IL SE SERA écoulé deux années entre les déclarations fracassantes de Philippe Douste-Blazy au congrès Hôpital expo de mai 2004 et la concrétisation de sa promesse. Cette semaine – peut-être dès aujourd’hui –, le ministère de la Santé doit publier son premier classement des établissements de santé. Une révolution dans le monde hospitalier. «Les patients ont droit à la transparence», s’était justifié Philippe Douste-Blazy. Reprenant cet engagement à son compte, Xavier Bertrand a maintenu le cap, malgré les contestations. Car le sujet est sensible. Pour la première fois, le gouvernement va diffuser une information fondée sur «des critères de performance objectifs, simples et compréhensibles, permettant à tous de connaître l’efficacité des hôpitaux».
Comment les usagers réagiront-ils ? Et les professionnels de santé ? Quel sera le sort des établissements les moins bien notés ? Rien ne permet d’anticiper les retombées d’une telle annonce.
Le classement que la France s’apprête à découvrir sera le premier d’une longue série.

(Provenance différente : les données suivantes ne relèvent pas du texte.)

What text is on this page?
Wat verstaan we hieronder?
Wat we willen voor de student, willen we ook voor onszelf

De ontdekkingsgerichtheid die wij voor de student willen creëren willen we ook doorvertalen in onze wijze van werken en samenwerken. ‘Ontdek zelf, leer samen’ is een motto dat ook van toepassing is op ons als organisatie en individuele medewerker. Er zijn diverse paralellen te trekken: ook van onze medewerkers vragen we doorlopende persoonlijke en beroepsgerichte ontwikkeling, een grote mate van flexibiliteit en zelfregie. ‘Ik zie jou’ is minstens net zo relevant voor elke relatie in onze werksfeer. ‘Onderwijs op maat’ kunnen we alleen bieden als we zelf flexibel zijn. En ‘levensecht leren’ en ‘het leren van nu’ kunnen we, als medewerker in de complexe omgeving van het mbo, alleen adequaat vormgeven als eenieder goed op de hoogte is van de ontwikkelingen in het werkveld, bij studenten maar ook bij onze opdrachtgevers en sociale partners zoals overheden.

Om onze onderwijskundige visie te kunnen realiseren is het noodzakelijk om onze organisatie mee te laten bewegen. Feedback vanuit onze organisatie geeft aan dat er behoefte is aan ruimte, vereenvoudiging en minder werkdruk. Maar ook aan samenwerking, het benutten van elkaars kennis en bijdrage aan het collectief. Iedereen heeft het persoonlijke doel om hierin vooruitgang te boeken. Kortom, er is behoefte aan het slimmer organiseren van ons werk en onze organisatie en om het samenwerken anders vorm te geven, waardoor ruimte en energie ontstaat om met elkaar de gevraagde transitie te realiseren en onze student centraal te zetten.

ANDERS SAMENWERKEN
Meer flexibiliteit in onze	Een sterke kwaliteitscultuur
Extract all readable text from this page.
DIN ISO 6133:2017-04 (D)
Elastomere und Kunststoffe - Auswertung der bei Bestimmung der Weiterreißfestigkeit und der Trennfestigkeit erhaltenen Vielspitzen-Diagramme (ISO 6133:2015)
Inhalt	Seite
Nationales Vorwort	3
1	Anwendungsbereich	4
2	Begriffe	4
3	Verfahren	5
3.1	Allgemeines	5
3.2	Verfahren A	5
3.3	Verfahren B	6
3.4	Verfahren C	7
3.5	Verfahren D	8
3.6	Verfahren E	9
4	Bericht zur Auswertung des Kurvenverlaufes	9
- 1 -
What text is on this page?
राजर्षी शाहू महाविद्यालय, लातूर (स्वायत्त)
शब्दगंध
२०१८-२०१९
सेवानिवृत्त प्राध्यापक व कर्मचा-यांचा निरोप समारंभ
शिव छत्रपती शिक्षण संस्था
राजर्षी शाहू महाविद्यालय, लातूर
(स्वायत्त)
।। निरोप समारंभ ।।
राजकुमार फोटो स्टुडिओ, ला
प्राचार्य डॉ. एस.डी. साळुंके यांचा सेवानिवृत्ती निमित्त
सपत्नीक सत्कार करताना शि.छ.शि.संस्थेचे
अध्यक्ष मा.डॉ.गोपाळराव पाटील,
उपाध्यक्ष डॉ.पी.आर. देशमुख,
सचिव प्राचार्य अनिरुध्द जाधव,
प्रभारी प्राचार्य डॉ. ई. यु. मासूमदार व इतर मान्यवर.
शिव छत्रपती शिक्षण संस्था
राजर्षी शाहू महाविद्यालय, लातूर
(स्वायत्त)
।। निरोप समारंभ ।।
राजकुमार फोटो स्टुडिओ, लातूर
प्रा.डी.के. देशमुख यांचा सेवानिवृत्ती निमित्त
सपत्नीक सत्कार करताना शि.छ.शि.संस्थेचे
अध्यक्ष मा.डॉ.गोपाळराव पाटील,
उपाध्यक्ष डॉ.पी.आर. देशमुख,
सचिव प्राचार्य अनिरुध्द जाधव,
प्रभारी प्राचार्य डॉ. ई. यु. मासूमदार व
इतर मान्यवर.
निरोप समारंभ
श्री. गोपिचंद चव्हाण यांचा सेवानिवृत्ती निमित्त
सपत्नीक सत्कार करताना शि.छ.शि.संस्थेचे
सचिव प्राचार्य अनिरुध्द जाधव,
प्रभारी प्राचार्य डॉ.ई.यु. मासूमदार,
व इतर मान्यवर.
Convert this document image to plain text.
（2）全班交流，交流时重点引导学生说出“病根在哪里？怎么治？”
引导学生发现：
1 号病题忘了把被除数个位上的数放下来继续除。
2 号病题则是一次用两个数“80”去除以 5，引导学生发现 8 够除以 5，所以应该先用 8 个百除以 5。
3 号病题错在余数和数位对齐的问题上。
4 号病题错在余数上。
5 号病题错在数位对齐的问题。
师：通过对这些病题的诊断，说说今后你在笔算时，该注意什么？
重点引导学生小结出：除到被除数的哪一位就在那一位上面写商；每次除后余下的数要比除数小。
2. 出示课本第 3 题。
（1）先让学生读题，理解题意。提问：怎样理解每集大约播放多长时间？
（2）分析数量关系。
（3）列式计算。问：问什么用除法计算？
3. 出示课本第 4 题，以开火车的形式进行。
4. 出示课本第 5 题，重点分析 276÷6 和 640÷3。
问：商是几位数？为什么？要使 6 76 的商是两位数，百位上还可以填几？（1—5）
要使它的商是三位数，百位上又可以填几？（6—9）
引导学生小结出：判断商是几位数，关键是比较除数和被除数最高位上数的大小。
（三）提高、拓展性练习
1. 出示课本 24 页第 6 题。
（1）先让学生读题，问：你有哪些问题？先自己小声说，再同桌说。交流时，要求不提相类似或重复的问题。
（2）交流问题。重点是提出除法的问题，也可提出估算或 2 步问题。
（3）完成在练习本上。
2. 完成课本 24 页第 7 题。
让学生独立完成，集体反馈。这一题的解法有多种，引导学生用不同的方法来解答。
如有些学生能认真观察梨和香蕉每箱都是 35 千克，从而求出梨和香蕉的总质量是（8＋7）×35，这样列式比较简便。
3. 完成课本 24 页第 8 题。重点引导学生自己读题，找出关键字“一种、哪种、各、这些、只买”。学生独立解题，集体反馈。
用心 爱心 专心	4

D’autres suivront, également estampillés par le ministère de la Santé. Pour l’heure, seule la qualité du plan de lutte contre les infections nosocomiales a été évaluée. L’ensemble des hôpitaux et cliniques ont reçu un questionnaire. Sur cette base, le ministère les a notés de A à E – un classement moins polémique qu’un palmarès rangeant les établissements de santé du premier au dernier, comme le font depuis plusieurs années certains magazines.
Des écarts importants.
La méthode retenue soulève des interrogations. Un médecin hospitalier observe que le classement « officiel » repose uniquement sur des déclarations de bonne foi : «Il n’y a eu aucun contrôle sur site pour vérifier si les réponses correspondent à la réalité des pratiques. Est-ce que tout le monde a joué le jeu sans tricher?», s’interroge-t-il. Ailleurs, un président de CME est inquiet : «En cas de mauvais résultat, les patients iront peut-être voir à côté. Et les assurances augmenteront peut-être leurs tarifs.»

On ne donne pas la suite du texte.